While walking around sipping my 2nd glass full of $90/bottle Roca Patron Anejo, a woman asked me where I got the champagne. Clearly it was an opening line, but I had completely forgotten I was drinking from a champagne glass and answered the question for real instead of realizing she knew there was no bubbly in the house. Strong play, Colin. I redeemed myself when a tasty young biscuit in a tight white dress asked, this time in all seriousness, “You seem like you know what you’re doing here, why is this stuff called “Roca Patron?”

While I’ll never claim to know what I’m doing, I did have the answer to this particular question. Roca Patron is made using 100% tahona method tequila. That is, the agave used to make the tequila is all crushed under two-ton piece of volcanic rock to extract the juices rather than on a roller mill. Roca… Rock… see what they did there? Sure it costs significantly more to produce, but the smashed fibers provide even more great agave flavor, which is the entire point of this line.

Colin Joliat

White dress was just using me for my wealth of knowledge, so unfortunately it was just back to drinking after that. I tried all of the cocktails, most of which were tremendous but way out of the home mixologist’s tahonahouse. The night ended with me drinking directly from the spigot while the hired help looked on in horror. Don’t think me a terrible person (even though I am); I heard the mixmaster say that it was gone. The pipe was dribbling like a guy who gave it one too few shakes, so there was no risk of taking a tequila shot to the eye.
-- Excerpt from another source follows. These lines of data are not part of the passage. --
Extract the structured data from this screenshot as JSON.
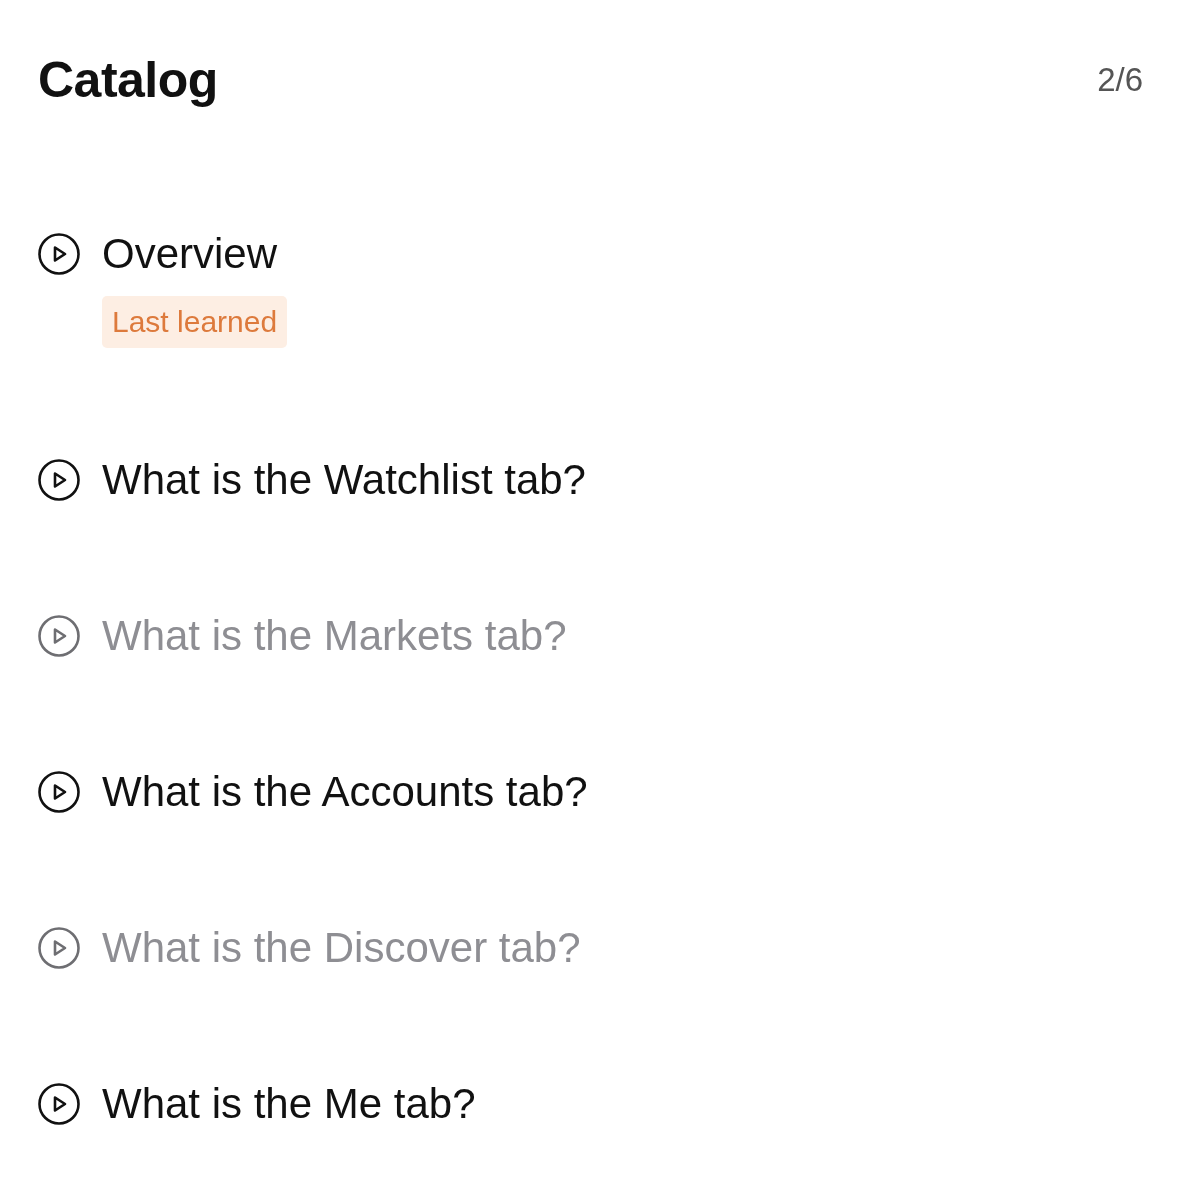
{
  "header": {
    "title": "Catalog",
    "progress": "2/6"
  },
  "lessons": [
    {
      "title": "Overview",
      "badge": "Last learned",
      "disabled": false
    },
    {
      "title": "What is the Watchlist tab?",
      "disabled": false
    },
    {
      "title": "What is the Markets tab?",
      "disabled": true
    },
    {
      "title": "What is the Accounts tab?",
      "disabled": false
    },
    {
      "title": "What is the Discover tab?",
      "disabled": true
    },
    {
      "title": "What is the Me tab?",
      "disabled": false
    }
  ]
}
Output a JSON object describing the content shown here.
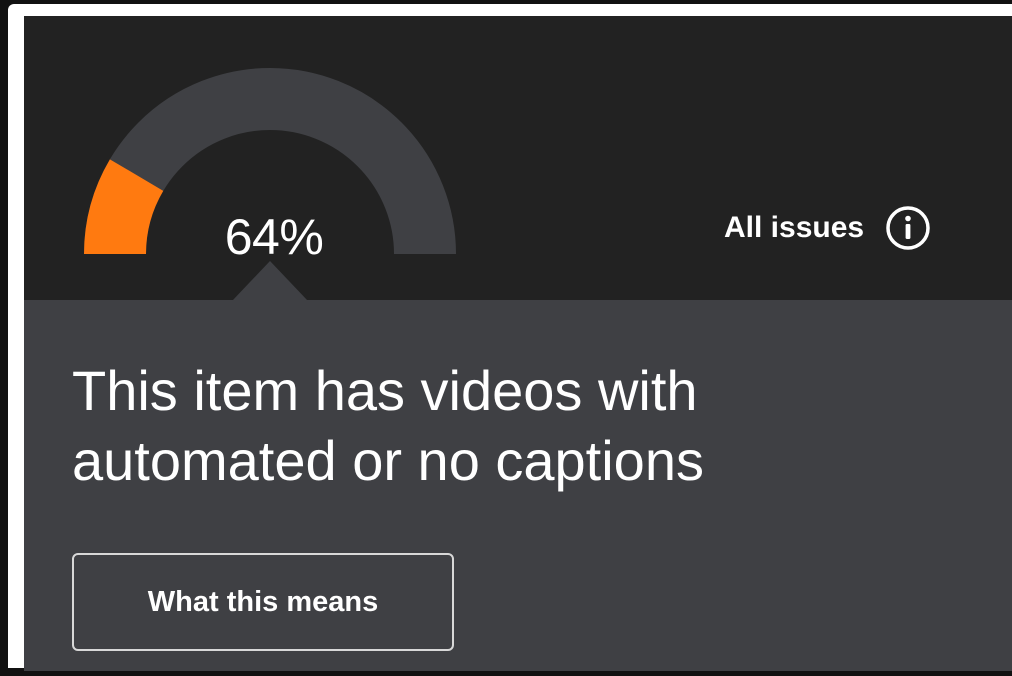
{
  "score": {
    "percent_label": "64%",
    "fraction": 0.17,
    "colors": {
      "filled": "#ff7a10",
      "track": "#3f4044"
    }
  },
  "all_issues": {
    "label": "All issues",
    "icon": "info-circle-icon"
  },
  "message": {
    "line1": "This item has videos with",
    "line2": "automated or no captions"
  },
  "cta": {
    "label": "What this means"
  }
}
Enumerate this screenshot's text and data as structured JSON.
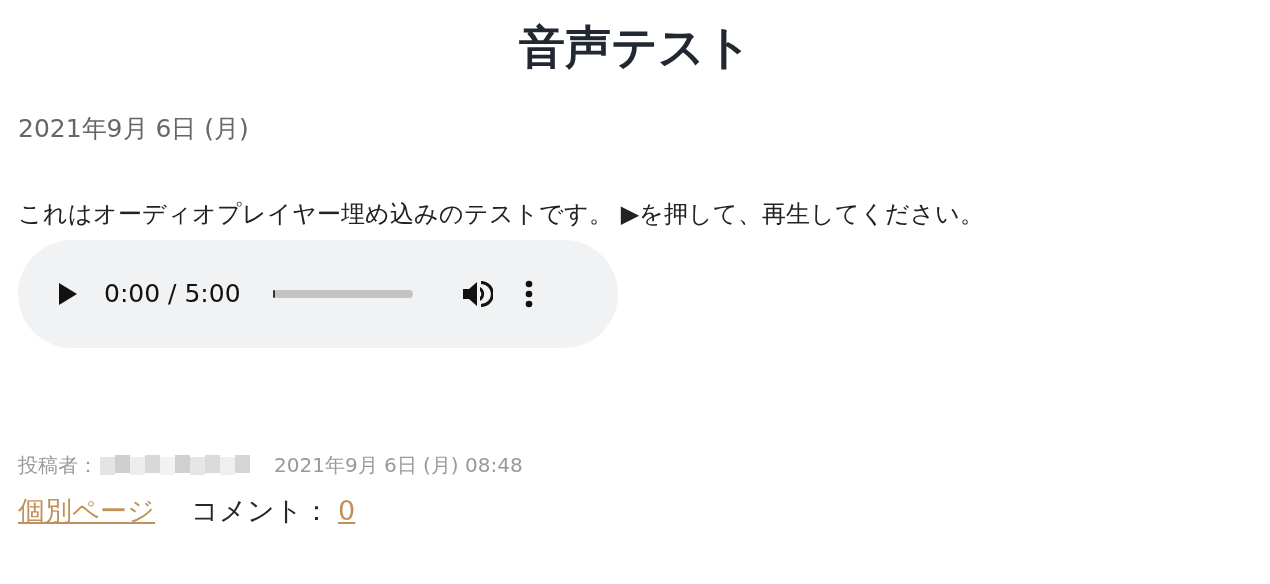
{
  "title": "音声テスト",
  "date": "2021年9月 6日 (月)",
  "body": "これはオーディオプレイヤー埋め込みのテストです。 ▶を押して、再生してください。",
  "player": {
    "time": "0:00 / 5:00",
    "progress": {
      "level": 0.01
    }
  },
  "meta": {
    "author_label": "投稿者：",
    "posted": "2021年9月 6日 (月) 08:48"
  },
  "links": {
    "permalink": "個別ページ",
    "comments_label": "コメント：",
    "comments_count": "0"
  }
}
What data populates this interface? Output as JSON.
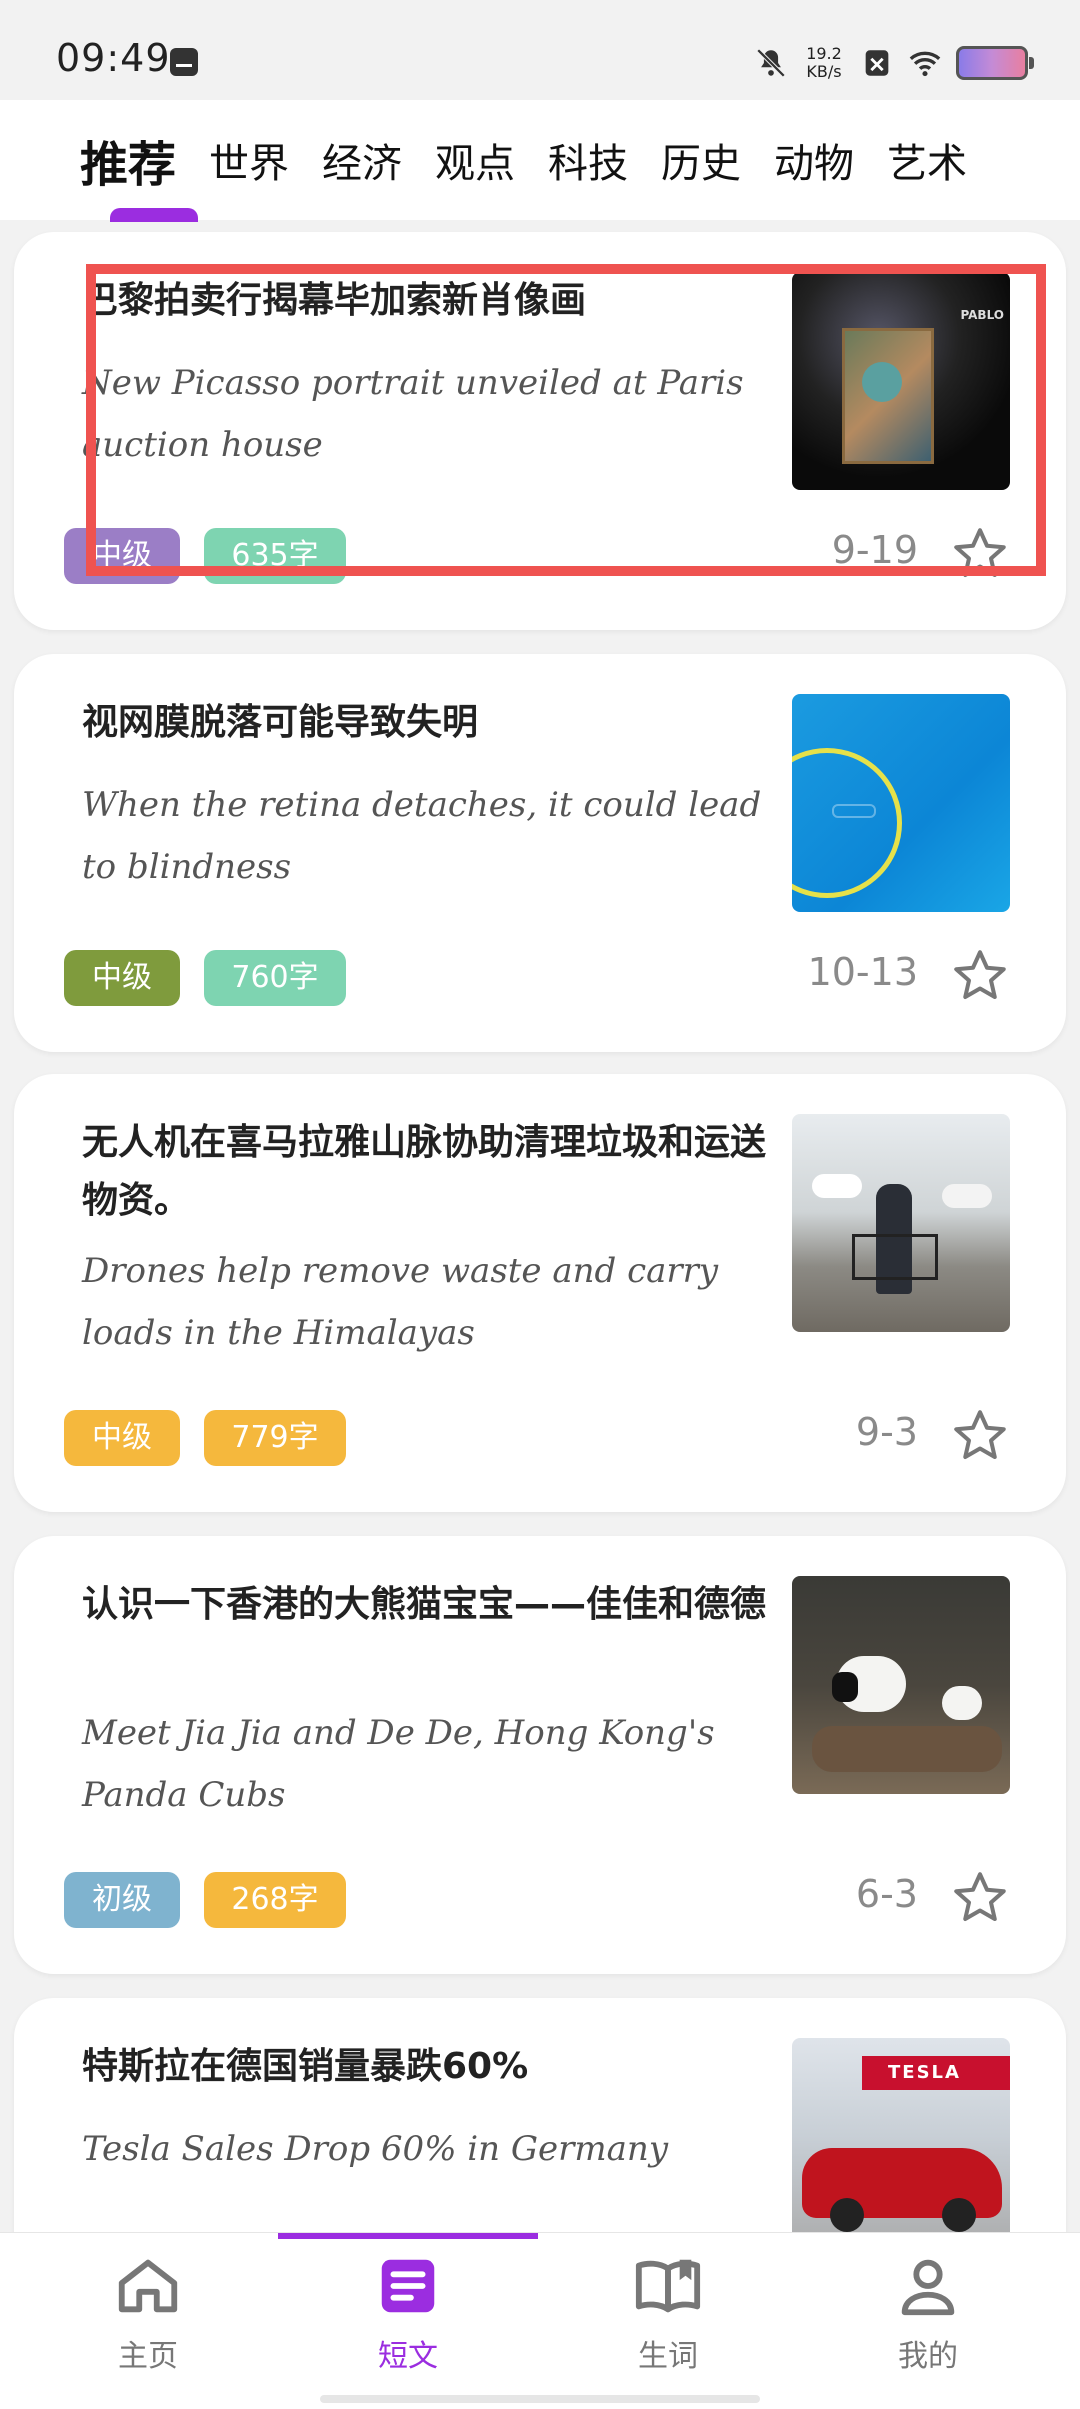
{
  "status_bar": {
    "time": "09:49",
    "net_speed_value": "19.2",
    "net_speed_unit": "KB/s"
  },
  "tabs": [
    {
      "label": "推荐",
      "active": true
    },
    {
      "label": "世界"
    },
    {
      "label": "经济"
    },
    {
      "label": "观点"
    },
    {
      "label": "科技"
    },
    {
      "label": "历史"
    },
    {
      "label": "动物"
    },
    {
      "label": "艺术"
    }
  ],
  "articles": [
    {
      "title": "巴黎拍卖行揭幕毕加索新肖像画",
      "subtitle": "New Picasso portrait unveiled at Paris auction house",
      "level": "中级",
      "words": "635字",
      "date": "9-19",
      "level_color": "#9b7ec6",
      "words_color": "#7ed4b1",
      "thumb_text": "PABLO",
      "image_icon": "picasso-portrait-image"
    },
    {
      "title": "视网膜脱落可能导致失明",
      "subtitle": "When the retina detaches, it could lead to blindness",
      "level": "中级",
      "words": "760字",
      "date": "10-13",
      "level_color": "#7f9b3d",
      "words_color": "#7ed4b1",
      "image_icon": "retina-microscope-image"
    },
    {
      "title": "无人机在喜马拉雅山脉协助清理垃圾和运送物资。",
      "subtitle": "Drones help remove waste and carry loads in the Himalayas",
      "level": "中级",
      "words": "779字",
      "date": "9-3",
      "level_color": "#f5b83d",
      "words_color": "#f5b83d",
      "image_icon": "himalaya-drone-image"
    },
    {
      "title": "认识一下香港的大熊猫宝宝——佳佳和德德",
      "subtitle": "Meet Jia Jia and De De, Hong Kong's Panda Cubs",
      "level": "初级",
      "words": "268字",
      "date": "6-3",
      "level_color": "#7fb3cf",
      "words_color": "#f5b83d",
      "image_icon": "panda-cubs-image"
    },
    {
      "title": "特斯拉在德国销量暴跌60%",
      "subtitle": "Tesla Sales Drop 60% in Germany",
      "thumb_text": "TESLA",
      "image_icon": "tesla-car-image"
    }
  ],
  "bottom_nav": [
    {
      "label": "主页",
      "icon": "home-icon"
    },
    {
      "label": "短文",
      "icon": "article-icon",
      "active": true
    },
    {
      "label": "生词",
      "icon": "book-icon"
    },
    {
      "label": "我的",
      "icon": "profile-icon"
    }
  ],
  "colors": {
    "accent": "#9b2de0",
    "highlight": "#ef5350"
  }
}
It was at this point that the booze had run dry and the bartenders were heading home. I attempted to take in some history – I was at a museum after all – but apparently the wobble-walk is a dead giveaway to security that I shouldn’t be allowed anywhere near the holy mold of Abraham Lincoln’s head. I woke up this morning longing for more Roca Patron and a phone number in my pocket. That might be the best thing that could ever be said about a spirit. Most people “had a bad experience with tequila” and now refuse to drink it. I had a great, albeit head-pounding experience, with Roca Patron, and I’m dying to drink it again. I wonder if they have any down at the Museum of Science and Industry.

*Disclaimer – tap drinking photo was actually after hours. P-Tron wouldn’t let me do that during the event.

Colin Joliat

There was no good place to put this photo, but it had to be shared. This guy is my hero for rocking a tremendous outfit to a business casual event. Perhaps his business IS casual.